The structure of NK1R in an inactive state bound to the antagonist netupitant (PDB: 6HLP) was adopted as a reference to obtain structural features of NK2R activation (Fig. 1m; Supplementary Fig. S4). Structure comparison revealed that the agonist and antagonist have different orthosteric binding sites that overlap at the C-terminus of NKA (Fig. 1m). Because of the different occupancies of the agonist and antagonist, the extracellular end of TM6 undergoes obvious conformational changes. In the structure of NKA-bound NK2R, the extracellular end of TM6 is shifted inward by 4.0 Å compared to its position in the inactive-state NK1R (when measured at G273^6.58 of NK2R and P271^6.58 of NK1R) (Fig. 1m).
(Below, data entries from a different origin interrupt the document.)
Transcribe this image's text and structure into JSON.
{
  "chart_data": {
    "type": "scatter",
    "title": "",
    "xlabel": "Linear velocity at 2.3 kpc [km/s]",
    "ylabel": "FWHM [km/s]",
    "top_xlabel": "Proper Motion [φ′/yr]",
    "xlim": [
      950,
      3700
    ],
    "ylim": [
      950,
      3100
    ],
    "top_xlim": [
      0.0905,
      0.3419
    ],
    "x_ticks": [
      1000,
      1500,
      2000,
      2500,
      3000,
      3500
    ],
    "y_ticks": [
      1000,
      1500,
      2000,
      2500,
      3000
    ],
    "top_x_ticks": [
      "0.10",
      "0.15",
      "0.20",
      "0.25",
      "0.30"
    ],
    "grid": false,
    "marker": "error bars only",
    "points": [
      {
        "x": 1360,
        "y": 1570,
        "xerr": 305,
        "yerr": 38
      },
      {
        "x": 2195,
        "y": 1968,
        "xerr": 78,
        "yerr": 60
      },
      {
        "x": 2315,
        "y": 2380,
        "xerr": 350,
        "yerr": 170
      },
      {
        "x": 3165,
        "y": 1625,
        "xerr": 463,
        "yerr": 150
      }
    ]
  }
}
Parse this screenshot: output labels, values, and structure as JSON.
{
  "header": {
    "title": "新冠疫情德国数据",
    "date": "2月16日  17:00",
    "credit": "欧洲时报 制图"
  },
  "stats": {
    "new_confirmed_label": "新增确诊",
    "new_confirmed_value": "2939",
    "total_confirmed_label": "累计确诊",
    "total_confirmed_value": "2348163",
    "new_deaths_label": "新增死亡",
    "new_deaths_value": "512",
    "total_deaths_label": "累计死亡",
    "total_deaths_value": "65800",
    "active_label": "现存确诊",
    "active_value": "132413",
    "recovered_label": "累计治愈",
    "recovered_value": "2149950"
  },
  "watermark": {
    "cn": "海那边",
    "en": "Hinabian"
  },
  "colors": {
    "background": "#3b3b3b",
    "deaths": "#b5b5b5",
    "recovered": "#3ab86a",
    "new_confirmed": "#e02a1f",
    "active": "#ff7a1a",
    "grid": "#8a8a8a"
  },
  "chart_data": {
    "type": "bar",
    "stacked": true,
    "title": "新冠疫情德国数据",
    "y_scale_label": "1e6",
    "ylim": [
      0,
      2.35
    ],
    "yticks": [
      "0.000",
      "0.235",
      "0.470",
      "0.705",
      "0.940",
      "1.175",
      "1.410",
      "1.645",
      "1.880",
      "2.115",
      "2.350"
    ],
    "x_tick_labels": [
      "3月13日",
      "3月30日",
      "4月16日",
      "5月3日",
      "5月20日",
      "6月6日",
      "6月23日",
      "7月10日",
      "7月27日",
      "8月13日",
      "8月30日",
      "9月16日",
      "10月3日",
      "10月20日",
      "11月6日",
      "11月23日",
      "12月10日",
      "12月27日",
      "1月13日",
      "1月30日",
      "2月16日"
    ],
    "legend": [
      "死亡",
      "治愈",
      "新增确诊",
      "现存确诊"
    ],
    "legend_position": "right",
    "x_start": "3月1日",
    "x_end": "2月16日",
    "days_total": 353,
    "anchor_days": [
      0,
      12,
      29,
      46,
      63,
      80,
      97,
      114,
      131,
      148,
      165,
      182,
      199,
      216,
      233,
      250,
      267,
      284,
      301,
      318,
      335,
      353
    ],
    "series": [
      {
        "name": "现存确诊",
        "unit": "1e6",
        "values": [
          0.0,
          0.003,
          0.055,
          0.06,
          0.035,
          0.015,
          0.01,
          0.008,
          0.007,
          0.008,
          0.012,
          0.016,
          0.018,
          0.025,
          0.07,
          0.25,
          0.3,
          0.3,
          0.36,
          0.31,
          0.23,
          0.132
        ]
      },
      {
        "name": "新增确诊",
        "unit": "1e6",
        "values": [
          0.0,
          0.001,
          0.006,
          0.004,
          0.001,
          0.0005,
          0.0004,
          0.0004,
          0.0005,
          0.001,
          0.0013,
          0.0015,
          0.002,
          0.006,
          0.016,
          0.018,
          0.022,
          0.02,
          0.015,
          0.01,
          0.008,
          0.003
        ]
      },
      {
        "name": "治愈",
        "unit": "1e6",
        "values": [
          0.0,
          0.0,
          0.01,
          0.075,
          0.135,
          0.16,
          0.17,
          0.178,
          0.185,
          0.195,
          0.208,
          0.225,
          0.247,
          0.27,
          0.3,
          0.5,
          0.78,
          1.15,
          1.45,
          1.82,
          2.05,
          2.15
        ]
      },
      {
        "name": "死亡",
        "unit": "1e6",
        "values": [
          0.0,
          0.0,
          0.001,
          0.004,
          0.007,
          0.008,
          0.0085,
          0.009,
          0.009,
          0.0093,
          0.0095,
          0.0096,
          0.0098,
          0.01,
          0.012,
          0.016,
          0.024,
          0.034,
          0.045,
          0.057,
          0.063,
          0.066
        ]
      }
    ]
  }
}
Meanwhile, ECL2 also moves down to adapt to binding NKA. The most representative conformational change in the intracellular side is expansion of the intracellular end of TM6 by 10.5 Å relative to the inactive NK1R (when measured at N238^6.23 of NK2R and Y236^6.23 of NK1R) to accommodate the α5 helix of the G protein (Fig. 1m).

Moreover, a cascade of structural rearrangements of highly conserved motifs that facilitate receptor activation was observed in the NK2R receptor (Fig. 1n). Differences in the agonist- and antagonist-binding pockets further led to conformational changes in the “toggle switch”. The angular change in P265^6.50 and the deflection of W263^6.48 caused the intracellular end of TM6 of NKA-bound NK2R to expand outward. This conformational change further led to opening of the PIF motif and activation of the receptor for G protein binding. Another hallmark conformational change was found to occur in the DRY motif of which the side chain of R131^3.50 swings up to form an electrostatic interaction with Y217^5.58 of TM5. A previous study showed that after NK1R activation, E78^2.50 moves down and interacts with N301^7.49 and N50^1.50 to regulate the electrostatic interaction between Y305^7.53 of the motif NPxxY and R130^3.50.⁸ However, the structural comparison showed that E78^2.50 was replaced by D79^2.50 in NK2R. In addition, N303^7.49 moved upwards after receptor activation to reshape the electrostatic interaction with D79^2.50, rendering Y307^7.53 unable to interact with R131^3.50 (Fig. 1n; Supplementary Fig. S5). Despite the different patterns of NPxxY motifs in NK1R and NK2R, neither of them undergoes an inward movement at the intracellular end of TM7, unlike other class A family GPCRs (Supplementary Fig. S6)^10,11. This may reveal the different activation of the tachykinin receptor family.

In summary, the cryo-EM structure of the NK2R–G_q/NKA complex was determined at a resolution of 2.7 Å. Comparing the structure of NK2R–G_q/NKA with the previously reported structure of NK1R–G_q/SP, shows that the residue Lys2 of NKA may play a critical role by interacting with ECL2 of NK2R, but no such interaction between corresponding residue Lys3 of SP with ECL2 of NK1R was observed. The position 1 residue of NKA is replaced from a proline in SP to a histidine in NKA, allowing it to interact with T173 on ECL2, which further stabilizes the binding of NKA. The differences mainly account for the preferential binding of NKA to NK2R compared to the binding of SP to NK1R. Furthermore, the intracellular surface of TM7 does not move inward but remains in an inactive conformation, which may represent the different activation of the tachykinin receptor family. Combined with structural and functional studies, our data reveal a framework for understanding the activation of NK2R by its preferential endogenous neuropeptide NKA, which will be helpful for the further development of more efficient therapies against diseases associated to NK2R.